The stampede to raise the minimum wage makes people feel good, righteous and generous—with other people’s money. There’s no way to stop it, unfortunately --- chastened Republicans (including the President) will hardly stand in the way of a wildly popular measure supported by the public by margins of more than four to one.
Nevertheless, it’s important to look at some of the economic realities behind this implacable but idiotic initiative in order to provide some perspective for the next battle to defend common sense.
During the campaign, soon-to-be House Speaker Pelosi declared: “Republicans have never hesitated to cut taxes for the wealthiest few but they have refused to give America’s workers a raise for nearly a decade…. That’s immoral, and Democrats will take our nation in a new direction by raising the minimum wage.” (Insert wild applause here).
There’s so much that’s wrong and dishonest in this slick sloganeering that it’s hard to know where to begin. On the most obnoxious level, the notion that Republicans “have refused to give America’s workers a raise for nearly a decade” is ludicrous on its face. For the 98% of Americans who work above minimum wage, there have been many raises in the last decade; in fact, the median wage earner brought home 4% more in September, 2006 than he did in September, 2005.
Even more significantly, the Pelosi propaganda attempts to suggest that both policy decisions she cites – cutting taxes and raising the minimum wage – involve taking funds from the same pile of money. The GOP position seems “immoral” because they give money to the “wealthiest few” with funds that could otherwise serve to give “America’s workers” a raise.
The stupidity and dishonesty in this notion should appall all fair-mined people, Republican and Democrat alike. Neither cutting taxes nor raising the minimum wage involves the government spending money. The government, after all, doesn’t have its own money. The Feds don’t make money, they simply take money – from taxpayers. A tax cut involves a decision to take less, not to give away more.
And the government does nothing to pay the costs of raising the minimum wage. Private business people, running small or large companies, bear the cost of such an increase, not the government. Pelosi’s attempt to suggest that there’s some connection between cutting taxes and raising the minimum wage makes as much sense as saying, “Hey, I’m upset because my boss isn’t paying more to the low end workers at our company, at the same time that my rich neighbor pays less in taxes.” You may want your neighbor to pay more to the government, while you also want your boss to pay more to his part-time janitors, but the connection between the two desires is non-existent.

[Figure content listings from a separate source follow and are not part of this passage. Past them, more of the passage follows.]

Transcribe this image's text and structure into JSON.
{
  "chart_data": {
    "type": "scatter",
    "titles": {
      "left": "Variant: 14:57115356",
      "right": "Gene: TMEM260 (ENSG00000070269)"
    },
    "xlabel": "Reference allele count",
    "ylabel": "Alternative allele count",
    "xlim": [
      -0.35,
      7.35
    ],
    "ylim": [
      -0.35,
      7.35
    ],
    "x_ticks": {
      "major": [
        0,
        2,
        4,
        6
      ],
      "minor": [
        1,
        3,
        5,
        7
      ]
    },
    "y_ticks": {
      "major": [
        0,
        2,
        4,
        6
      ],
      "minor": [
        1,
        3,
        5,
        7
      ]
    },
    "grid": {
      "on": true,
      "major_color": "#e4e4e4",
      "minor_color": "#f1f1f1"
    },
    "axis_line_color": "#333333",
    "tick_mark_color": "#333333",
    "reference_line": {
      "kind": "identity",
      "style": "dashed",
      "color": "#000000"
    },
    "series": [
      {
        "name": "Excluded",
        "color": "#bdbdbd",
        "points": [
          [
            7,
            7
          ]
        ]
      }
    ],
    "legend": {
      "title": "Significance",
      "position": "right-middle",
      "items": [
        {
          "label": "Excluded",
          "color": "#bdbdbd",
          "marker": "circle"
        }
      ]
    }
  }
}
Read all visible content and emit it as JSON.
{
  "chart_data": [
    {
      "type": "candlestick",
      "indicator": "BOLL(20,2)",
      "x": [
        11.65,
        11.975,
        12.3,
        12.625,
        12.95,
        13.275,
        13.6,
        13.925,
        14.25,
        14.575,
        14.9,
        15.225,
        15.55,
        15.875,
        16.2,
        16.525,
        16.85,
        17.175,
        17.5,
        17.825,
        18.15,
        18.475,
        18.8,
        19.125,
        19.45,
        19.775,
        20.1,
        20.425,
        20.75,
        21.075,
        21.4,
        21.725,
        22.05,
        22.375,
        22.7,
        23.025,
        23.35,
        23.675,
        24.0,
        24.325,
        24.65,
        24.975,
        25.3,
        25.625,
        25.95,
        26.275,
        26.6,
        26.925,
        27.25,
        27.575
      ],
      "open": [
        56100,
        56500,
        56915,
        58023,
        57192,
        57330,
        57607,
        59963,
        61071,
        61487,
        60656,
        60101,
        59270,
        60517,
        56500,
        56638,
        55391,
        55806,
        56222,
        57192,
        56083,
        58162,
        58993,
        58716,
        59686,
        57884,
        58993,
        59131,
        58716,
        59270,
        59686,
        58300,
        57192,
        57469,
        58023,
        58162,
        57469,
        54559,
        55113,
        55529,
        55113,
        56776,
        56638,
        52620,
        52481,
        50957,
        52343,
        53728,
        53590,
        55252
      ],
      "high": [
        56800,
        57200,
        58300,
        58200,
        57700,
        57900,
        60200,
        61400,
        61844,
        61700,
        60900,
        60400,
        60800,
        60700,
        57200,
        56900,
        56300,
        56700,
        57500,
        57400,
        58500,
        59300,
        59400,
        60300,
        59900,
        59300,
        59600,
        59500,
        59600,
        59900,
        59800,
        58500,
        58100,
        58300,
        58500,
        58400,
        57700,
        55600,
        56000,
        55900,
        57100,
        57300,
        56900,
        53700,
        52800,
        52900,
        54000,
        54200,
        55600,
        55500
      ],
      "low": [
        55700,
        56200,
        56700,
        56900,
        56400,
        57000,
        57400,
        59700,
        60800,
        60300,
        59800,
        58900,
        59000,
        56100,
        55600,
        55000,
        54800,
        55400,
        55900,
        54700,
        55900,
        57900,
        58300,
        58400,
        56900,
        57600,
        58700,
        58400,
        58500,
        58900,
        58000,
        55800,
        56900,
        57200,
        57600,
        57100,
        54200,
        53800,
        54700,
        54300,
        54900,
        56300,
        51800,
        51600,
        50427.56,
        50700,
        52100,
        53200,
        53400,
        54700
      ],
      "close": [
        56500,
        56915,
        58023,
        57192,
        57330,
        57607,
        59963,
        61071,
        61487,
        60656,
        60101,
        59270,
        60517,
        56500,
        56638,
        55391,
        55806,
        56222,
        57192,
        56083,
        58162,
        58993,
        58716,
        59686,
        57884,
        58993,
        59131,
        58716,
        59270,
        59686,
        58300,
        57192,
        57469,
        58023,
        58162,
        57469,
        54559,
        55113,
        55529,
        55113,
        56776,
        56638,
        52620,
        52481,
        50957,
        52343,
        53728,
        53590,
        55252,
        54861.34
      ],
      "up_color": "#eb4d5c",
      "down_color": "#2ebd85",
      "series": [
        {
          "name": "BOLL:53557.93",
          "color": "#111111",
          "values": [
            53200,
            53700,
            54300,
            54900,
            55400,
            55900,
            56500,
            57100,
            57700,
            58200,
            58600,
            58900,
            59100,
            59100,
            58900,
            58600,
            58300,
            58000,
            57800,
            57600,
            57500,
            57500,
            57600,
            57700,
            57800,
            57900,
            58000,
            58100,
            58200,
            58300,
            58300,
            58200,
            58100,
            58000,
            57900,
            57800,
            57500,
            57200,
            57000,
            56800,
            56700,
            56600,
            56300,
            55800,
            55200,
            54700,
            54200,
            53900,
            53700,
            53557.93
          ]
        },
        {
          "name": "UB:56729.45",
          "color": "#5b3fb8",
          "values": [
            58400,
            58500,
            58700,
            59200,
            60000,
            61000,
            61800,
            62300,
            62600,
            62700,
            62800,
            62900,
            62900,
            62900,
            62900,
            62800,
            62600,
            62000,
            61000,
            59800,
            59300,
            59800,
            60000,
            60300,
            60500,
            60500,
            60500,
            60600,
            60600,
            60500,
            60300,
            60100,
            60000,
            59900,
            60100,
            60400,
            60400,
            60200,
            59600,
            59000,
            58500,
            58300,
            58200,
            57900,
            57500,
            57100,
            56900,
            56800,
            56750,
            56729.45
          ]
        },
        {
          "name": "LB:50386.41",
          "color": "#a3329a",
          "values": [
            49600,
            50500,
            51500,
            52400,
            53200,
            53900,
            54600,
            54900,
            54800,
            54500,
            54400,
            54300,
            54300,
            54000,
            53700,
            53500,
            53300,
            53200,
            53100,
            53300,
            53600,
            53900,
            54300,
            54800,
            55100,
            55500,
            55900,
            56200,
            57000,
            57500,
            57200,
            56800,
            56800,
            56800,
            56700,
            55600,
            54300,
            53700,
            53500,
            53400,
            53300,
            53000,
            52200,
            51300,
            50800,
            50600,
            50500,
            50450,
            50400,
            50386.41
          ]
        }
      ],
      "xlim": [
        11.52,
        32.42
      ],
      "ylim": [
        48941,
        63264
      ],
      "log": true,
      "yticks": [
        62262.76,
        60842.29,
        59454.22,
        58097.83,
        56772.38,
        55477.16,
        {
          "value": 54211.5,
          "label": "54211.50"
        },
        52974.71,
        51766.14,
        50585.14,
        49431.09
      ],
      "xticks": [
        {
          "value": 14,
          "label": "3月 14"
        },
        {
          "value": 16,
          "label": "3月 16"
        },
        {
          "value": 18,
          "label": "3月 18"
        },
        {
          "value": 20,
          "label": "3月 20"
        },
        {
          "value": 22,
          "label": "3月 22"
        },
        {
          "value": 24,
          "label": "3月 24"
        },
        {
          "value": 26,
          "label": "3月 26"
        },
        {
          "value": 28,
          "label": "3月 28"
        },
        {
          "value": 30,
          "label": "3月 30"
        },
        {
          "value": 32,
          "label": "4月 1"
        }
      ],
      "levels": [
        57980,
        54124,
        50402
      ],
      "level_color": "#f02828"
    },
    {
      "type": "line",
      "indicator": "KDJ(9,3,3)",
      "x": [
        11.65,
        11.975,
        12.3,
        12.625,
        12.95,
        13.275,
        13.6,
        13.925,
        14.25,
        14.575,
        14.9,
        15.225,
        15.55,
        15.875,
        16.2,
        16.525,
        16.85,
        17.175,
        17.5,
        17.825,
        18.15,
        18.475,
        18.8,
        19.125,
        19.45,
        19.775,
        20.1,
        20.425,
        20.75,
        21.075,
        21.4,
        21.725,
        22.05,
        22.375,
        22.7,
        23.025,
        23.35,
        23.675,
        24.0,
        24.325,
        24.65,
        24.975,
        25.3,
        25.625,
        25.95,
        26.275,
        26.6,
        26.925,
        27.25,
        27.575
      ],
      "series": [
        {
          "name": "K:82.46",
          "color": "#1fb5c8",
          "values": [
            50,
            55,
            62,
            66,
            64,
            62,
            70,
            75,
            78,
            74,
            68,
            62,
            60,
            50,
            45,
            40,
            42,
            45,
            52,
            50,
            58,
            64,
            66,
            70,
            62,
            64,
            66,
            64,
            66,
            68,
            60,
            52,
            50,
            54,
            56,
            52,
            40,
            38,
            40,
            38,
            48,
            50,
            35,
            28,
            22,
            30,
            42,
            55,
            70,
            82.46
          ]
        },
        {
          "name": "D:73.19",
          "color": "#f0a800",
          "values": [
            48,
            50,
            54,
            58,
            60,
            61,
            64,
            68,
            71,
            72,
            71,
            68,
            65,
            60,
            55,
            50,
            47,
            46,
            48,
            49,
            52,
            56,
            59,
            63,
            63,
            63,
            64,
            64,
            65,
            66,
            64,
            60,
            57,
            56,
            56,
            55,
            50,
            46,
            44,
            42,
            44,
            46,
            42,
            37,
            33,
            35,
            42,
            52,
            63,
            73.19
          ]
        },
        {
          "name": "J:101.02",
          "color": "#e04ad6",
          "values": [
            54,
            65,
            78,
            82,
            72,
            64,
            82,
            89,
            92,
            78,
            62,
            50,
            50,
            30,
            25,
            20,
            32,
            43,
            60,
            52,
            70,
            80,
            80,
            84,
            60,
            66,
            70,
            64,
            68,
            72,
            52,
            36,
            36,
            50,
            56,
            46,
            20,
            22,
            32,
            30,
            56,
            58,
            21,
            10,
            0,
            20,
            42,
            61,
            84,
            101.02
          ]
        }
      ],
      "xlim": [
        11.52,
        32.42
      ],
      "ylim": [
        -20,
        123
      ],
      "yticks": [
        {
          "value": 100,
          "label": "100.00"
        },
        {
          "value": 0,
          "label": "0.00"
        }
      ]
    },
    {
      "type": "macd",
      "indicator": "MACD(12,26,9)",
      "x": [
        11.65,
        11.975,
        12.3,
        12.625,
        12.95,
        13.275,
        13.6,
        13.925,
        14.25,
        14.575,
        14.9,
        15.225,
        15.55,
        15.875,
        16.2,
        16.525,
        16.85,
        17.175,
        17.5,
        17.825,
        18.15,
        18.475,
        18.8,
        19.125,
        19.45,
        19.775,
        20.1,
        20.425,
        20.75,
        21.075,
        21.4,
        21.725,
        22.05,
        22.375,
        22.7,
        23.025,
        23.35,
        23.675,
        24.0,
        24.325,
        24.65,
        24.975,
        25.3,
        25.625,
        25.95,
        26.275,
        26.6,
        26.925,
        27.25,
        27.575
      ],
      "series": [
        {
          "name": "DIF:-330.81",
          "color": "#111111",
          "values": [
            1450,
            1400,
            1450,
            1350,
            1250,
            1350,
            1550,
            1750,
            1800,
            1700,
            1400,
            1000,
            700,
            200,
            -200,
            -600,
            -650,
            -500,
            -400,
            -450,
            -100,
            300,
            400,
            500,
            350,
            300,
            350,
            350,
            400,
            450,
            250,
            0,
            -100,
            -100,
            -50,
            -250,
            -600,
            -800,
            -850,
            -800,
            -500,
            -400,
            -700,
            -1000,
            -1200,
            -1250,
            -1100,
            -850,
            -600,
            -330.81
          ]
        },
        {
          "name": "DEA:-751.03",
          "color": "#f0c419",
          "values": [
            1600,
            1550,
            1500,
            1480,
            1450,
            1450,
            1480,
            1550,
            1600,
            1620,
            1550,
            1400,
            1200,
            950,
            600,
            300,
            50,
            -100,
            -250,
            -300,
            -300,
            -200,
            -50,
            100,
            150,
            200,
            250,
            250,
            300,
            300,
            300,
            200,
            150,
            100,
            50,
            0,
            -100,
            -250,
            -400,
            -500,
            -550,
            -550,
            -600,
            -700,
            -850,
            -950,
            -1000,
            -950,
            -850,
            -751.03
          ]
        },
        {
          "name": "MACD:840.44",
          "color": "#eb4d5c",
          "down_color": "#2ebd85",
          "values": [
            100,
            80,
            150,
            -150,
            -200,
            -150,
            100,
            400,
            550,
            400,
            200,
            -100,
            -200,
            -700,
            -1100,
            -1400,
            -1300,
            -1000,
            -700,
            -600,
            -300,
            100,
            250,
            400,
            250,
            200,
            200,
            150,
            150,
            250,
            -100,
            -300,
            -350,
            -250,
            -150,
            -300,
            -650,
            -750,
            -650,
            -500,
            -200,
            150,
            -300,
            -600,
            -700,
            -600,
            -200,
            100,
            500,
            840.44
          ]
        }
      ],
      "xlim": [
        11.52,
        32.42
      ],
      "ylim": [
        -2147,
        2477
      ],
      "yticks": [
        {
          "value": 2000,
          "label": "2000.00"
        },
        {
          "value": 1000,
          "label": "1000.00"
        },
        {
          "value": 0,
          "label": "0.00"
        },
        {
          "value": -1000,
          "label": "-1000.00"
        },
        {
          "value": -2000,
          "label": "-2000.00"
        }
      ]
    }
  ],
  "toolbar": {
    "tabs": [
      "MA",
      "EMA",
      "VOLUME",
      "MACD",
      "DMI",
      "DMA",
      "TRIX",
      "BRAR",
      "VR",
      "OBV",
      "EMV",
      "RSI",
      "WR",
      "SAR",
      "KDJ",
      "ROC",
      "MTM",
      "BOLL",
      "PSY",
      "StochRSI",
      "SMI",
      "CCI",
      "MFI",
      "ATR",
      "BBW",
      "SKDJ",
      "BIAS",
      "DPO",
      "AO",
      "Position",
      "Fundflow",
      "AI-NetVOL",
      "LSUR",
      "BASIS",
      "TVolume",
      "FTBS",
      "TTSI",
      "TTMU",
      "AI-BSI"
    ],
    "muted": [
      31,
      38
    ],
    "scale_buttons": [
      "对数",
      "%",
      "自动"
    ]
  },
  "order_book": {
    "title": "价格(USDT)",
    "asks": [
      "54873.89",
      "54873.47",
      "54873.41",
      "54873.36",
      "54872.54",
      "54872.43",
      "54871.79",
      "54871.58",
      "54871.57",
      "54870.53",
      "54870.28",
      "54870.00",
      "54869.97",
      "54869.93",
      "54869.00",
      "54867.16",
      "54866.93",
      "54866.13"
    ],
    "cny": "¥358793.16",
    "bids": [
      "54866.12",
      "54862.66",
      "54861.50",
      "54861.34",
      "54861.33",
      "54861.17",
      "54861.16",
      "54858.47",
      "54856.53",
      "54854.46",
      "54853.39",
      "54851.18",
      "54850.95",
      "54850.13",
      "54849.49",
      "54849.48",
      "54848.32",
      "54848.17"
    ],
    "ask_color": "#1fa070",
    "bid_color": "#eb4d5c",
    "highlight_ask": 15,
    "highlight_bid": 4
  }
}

In both cases – pushing for tax cuts (across the board, every time) while opposing raises in the minimum wage – Republicans took a stand for principle. What principle? The core conviction to which the GOP must passionately return: that shrinking government is good, while growing government is destructive. Letting people keep more of the money they earn themselves involves shrinking government – and diminishing its interference in our lives. Raising the minimum wage, however, increases the influence of government in our lives – and deserves resistance. If you’ve been paying some workers at the rate of $5.15 an hour and the government instantly inserts itself to demand that you most give them a 40% raise (or else fire them), this constitutes a huge intrusion of federal power in your private affairs.
Resistance may be futile at this point, but the issues behind the debate (as exemplified by Ms. Pelosi’s ditzy demagoguery) require our serious attention, even in a lost cause.